On allowances, Adediran said, “We all know the economic situation of the country which has severely affected the income available to the government itself, the ministry, departments, and agencies. This has severely affected the cost of running the hospital. That is why there was a slight delay in the uniform allowance in 2023.
“Management has already made plans and very soon our nurses will start receiving alerts of the allowances. The details of this will be communicated to them. They can be rest assured that the money will be paid and it will be paid very soon.”

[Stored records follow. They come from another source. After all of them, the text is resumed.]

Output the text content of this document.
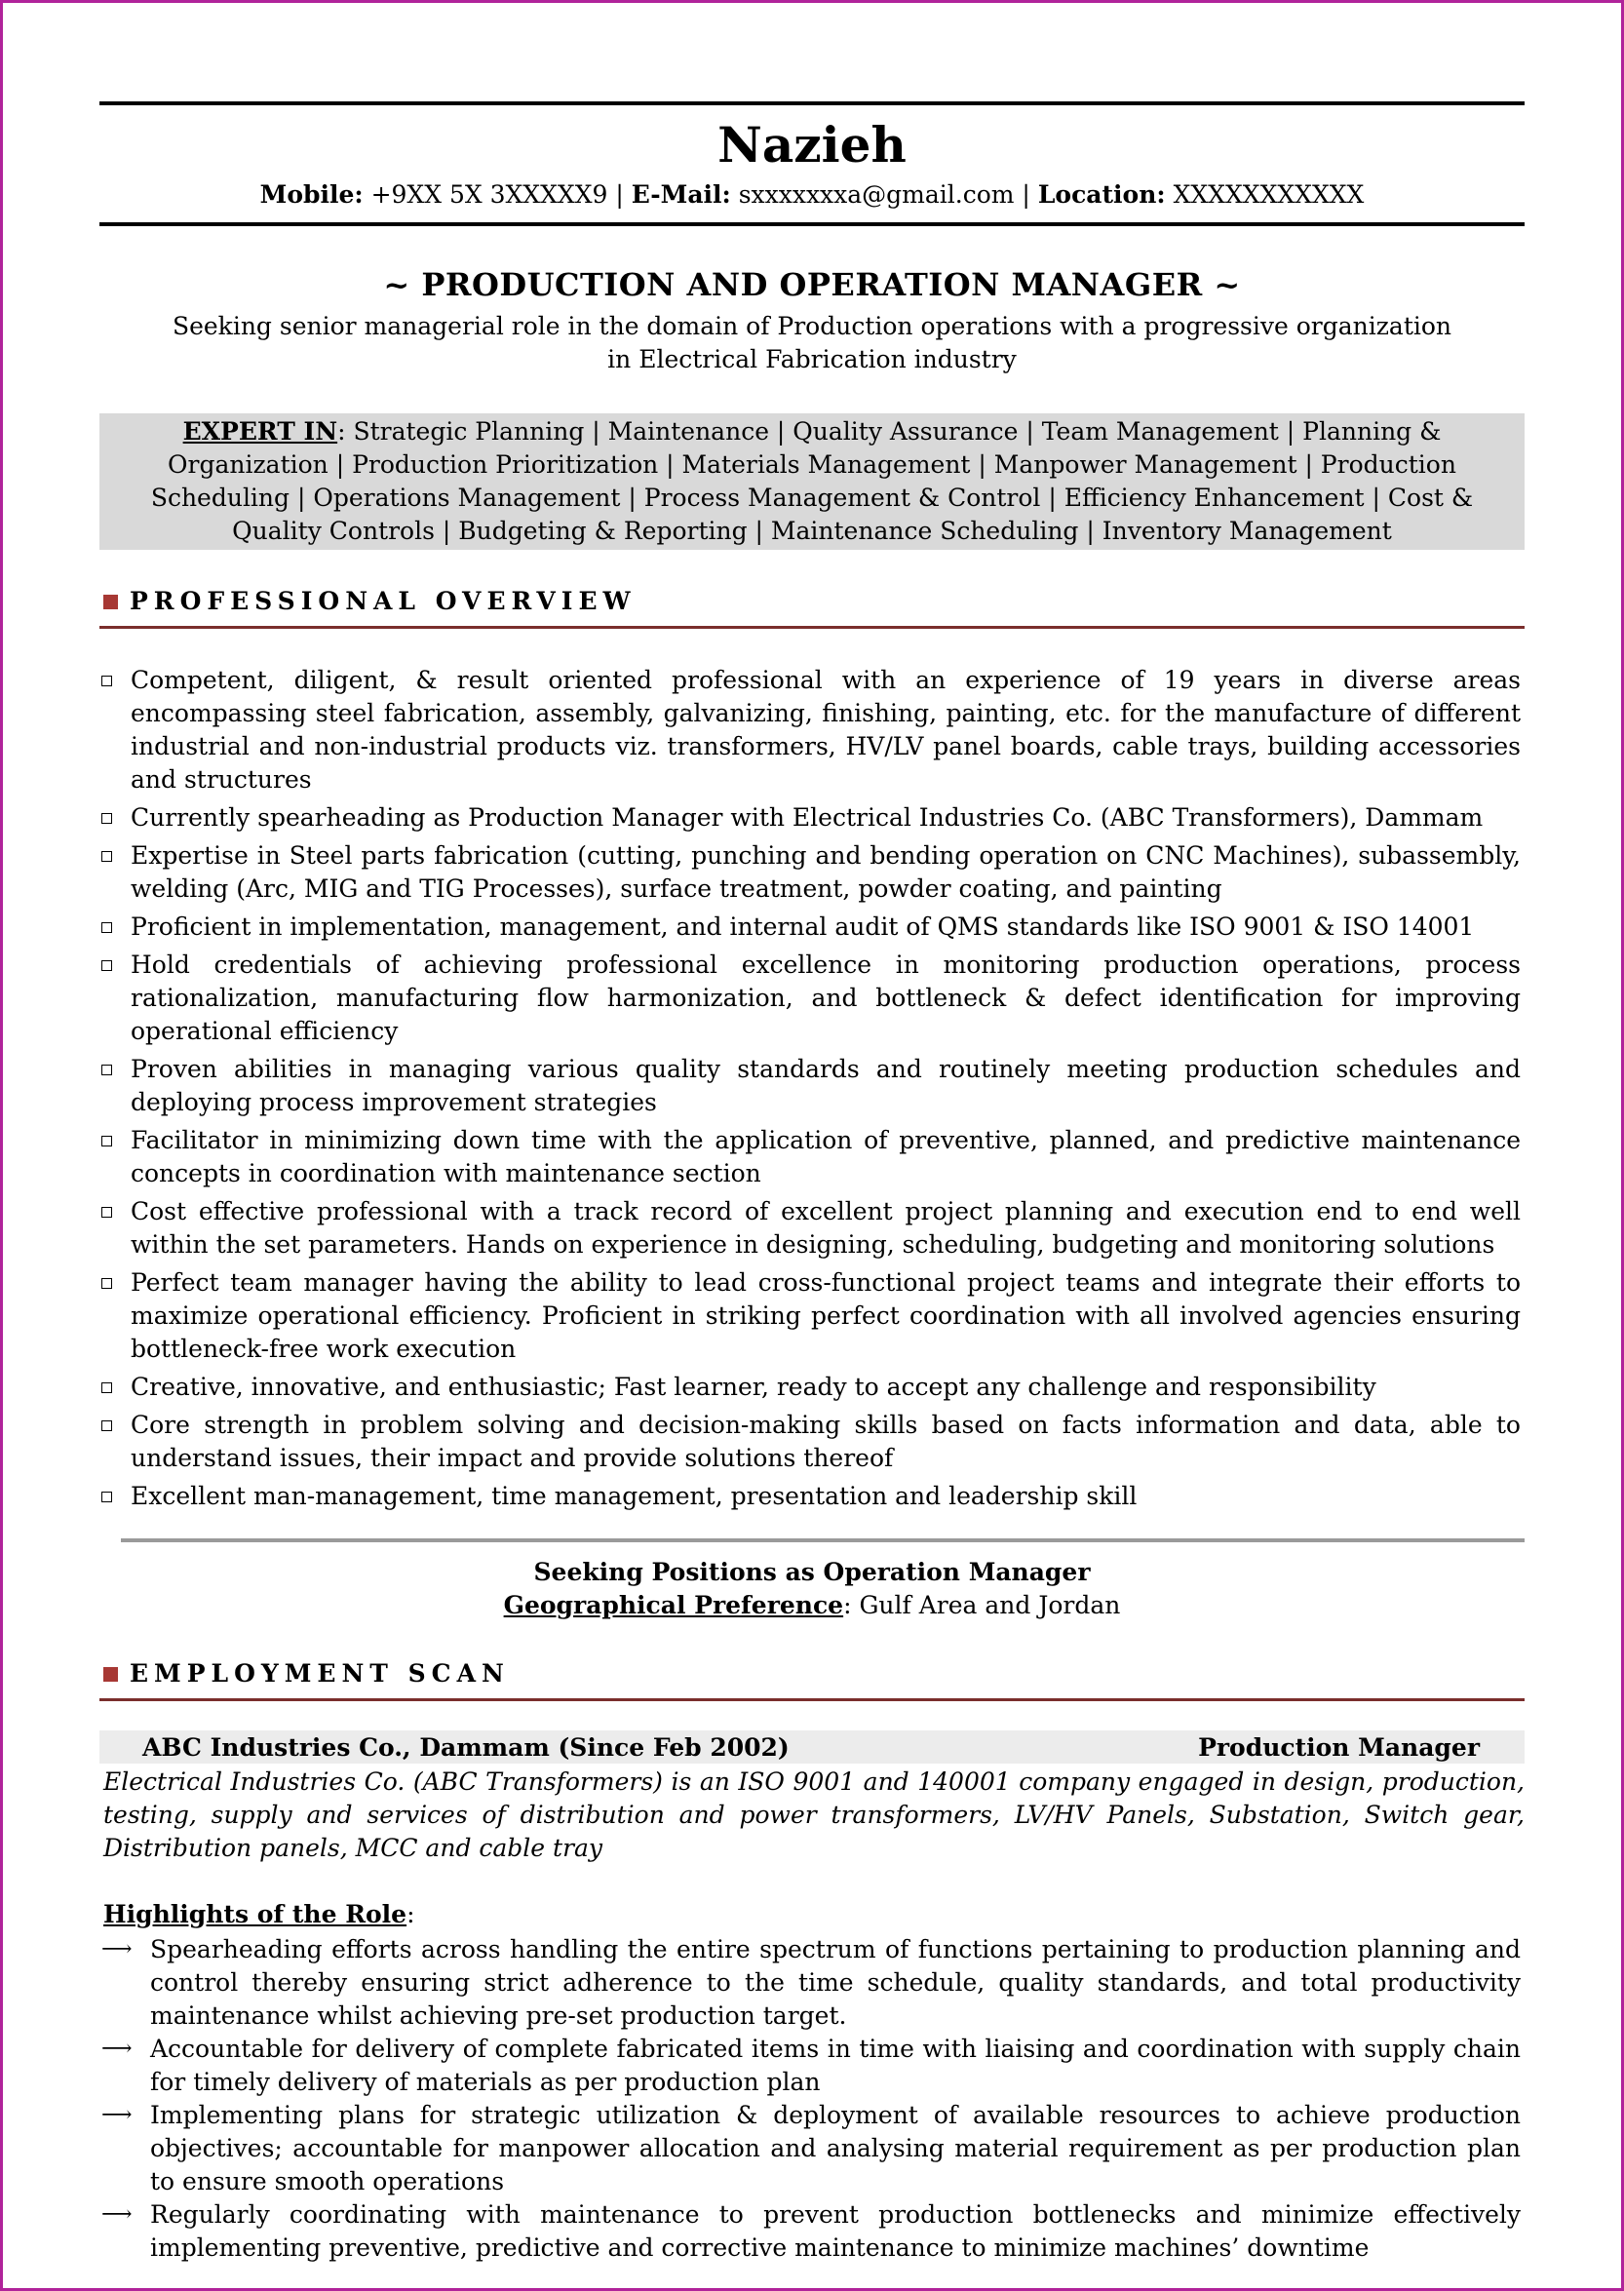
Nazieh
Mobile: +9XX 5X 3XXXXX9 | E-Mail: sxxxxxxxa@gmail.com | Location: XXXXXXXXXXX
~ PRODUCTION AND OPERATION MANAGER ~
Seeking senior managerial role in the domain of Production operations with a progressive organization in Electrical Fabrication industry
EXPERT IN: Strategic Planning | Maintenance | Quality Assurance | Team Management | Planning & Organization | Production Prioritization | Materials Management | Manpower Management | Production Scheduling | Operations Management | Process Management & Control | Efficiency Enhancement | Cost & Quality Controls | Budgeting & Reporting | Maintenance Scheduling | Inventory Management
PROFESSIONAL OVERVIEW
Competent, diligent, & result oriented professional with an experience of 19 years in diverse areas encompassing steel fabrication, assembly, galvanizing, finishing, painting, etc. for the manufacture of different industrial and non-industrial products viz. transformers, HV/LV panel boards, cable trays, building accessories and structures
Currently spearheading as Production Manager with Electrical Industries Co. (ABC Transformers), Dammam
Expertise in Steel parts fabrication (cutting, punching and bending operation on CNC Machines), subassembly, welding (Arc, MIG and TIG Processes), surface treatment, powder coating, and painting
Proficient in implementation, management, and internal audit of QMS standards like ISO 9001 & ISO 14001
Hold credentials of achieving professional excellence in monitoring production operations, process rationalization, manufacturing flow harmonization, and bottleneck & defect identification for improving operational efficiency
Proven abilities in managing various quality standards and routinely meeting production schedules and deploying process improvement strategies
Facilitator in minimizing down time with the application of preventive, planned, and predictive maintenance concepts in coordination with maintenance section
Cost effective professional with a track record of excellent project planning and execution end to end well within the set parameters. Hands on experience in designing, scheduling, budgeting and monitoring solutions
Perfect team manager having the ability to lead cross-functional project teams and integrate their efforts to maximize operational efficiency. Proficient in striking perfect coordination with all involved agencies ensuring bottleneck-free work execution
Creative, innovative, and enthusiastic; Fast learner, ready to accept any challenge and responsibility
Core strength in problem solving and decision-making skills based on facts information and data, able to understand issues, their impact and provide solutions thereof
Excellent man-management, time management, presentation and leadership skill
Seeking Positions as Operation Manager
Geographical Preference: Gulf Area and Jordan
EMPLOYMENT SCAN
ABC Industries Co., Dammam (Since Feb 2002)	Production Manager
Electrical Industries Co. (ABC Transformers) is an ISO 9001 and 140001 company engaged in design, production, testing, supply and services of distribution and power transformers, LV/HV Panels, Substation, Switch gear, Distribution panels, MCC and cable tray
Highlights of the Role:
⟶ Spearheading efforts across handling the entire spectrum of functions pertaining to production planning and control thereby ensuring strict adherence to the time schedule, quality standards, and total productivity maintenance whilst achieving pre-set production target.
⟶ Accountable for delivery of complete fabricated items in time with liaising and coordination with supply chain for timely delivery of materials as per production plan
⟶ Implementing plans for strategic utilization & deployment of available resources to achieve production objectives; accountable for manpower allocation and analysing material requirement as per production plan to ensure smooth operations
⟶ Regularly coordinating with maintenance to prevent production bottlenecks and minimize effectively implementing preventive, predictive and corrective maintenance to minimize machines’ downtime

When asked how the management plans to tackle the working conditions of the nurses, Adediran admitted that many of the nurses have left the country.
He said the Federal Government had given the hospital go-ahead to employ more nurses and doctors.
He noted, “It is true that many of our nurses have left in the past few years and it is not only nurses, a lot of doctors have also left.
“A lot from other categories of workers; physiotherapy, and science laboratory, among others, have left. Management is not unmindful of this and management has taken several steps to make sure they are replaced.
“Very recently, management has been granted a waiver to employ nurses and doctors. This has taken a long for us to achieve this because of the financial and economic situation which made the government reluctant to increase its workforce. But we thank God we have been granted this waiver and very soon we will start employing.
“We know death is inevitable and it will be difficult to attribute it to one thing or the other. That is not to take away the fact that they are making sacrifices and the management is doing everything to make sure we employ more nurses to help reduce their burden.”